ごりのサ行は「さ、す、す、せ、そ」

  ”もつけ” と ”ちゃかす” の謎が解明されたが、ふと新たな疑問がめばえ、津軽弁のホームページで確認してみた。

「あれ?! 本当は ”ちゃか” なの?」とまるがごりにたずねると、
「そうだよ」とすました顔でごりはうなずく。
「だって、もう何年間もずっとまるのこと ”ちゃか” って言っていたのに」と言って、まるは、はっと気がついた。
「それって、もしかして ”新聞紙” と同じ?」とまるがたずねると、
「そう。津軽では、サ行は ”さ、す、す、せ、そ”。 新聞紙は ”すんぶんす”。 ”し” と ”す” の区別はないの」とごりは言う。
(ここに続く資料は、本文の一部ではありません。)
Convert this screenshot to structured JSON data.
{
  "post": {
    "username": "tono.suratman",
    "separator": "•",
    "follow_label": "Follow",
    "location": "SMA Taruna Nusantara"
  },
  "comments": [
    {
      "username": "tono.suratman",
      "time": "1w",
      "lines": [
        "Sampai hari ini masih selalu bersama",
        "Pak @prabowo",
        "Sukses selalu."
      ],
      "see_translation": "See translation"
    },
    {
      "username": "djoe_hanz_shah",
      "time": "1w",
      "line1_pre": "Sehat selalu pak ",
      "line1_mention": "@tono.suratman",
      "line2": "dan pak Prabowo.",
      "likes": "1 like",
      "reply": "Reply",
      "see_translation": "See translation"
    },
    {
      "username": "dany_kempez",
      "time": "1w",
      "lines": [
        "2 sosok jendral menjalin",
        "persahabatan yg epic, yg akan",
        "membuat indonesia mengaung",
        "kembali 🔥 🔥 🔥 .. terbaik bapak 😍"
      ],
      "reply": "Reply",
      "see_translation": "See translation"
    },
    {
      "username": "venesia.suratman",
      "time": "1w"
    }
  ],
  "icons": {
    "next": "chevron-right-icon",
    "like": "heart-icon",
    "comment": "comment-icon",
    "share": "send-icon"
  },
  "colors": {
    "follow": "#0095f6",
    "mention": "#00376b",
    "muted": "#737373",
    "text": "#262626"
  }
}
しかも、より正確に言えば、発音は限りなく ”し” と ”す” の中間らしい。それは、今のまるの気持ちと同じくらいに複雑なのだ。発音を容易に文字にすることができない津軽弁の難解さに悩みは深まるばかり。

でも、そう言えば、英語でも「ア」と開いた口で、「エ」と発音するのがあったような。しかし、津軽の人が言うには、津軽弁はフランス語と似ているのだとか。関西弁を常用するまるにとっては、「ほんまかいな?」って感じ。シャンゼリゼで、津軽弁をしゃべるパリジェンヌに出会ったら、ナポレオンも腰を抜かすことだろう。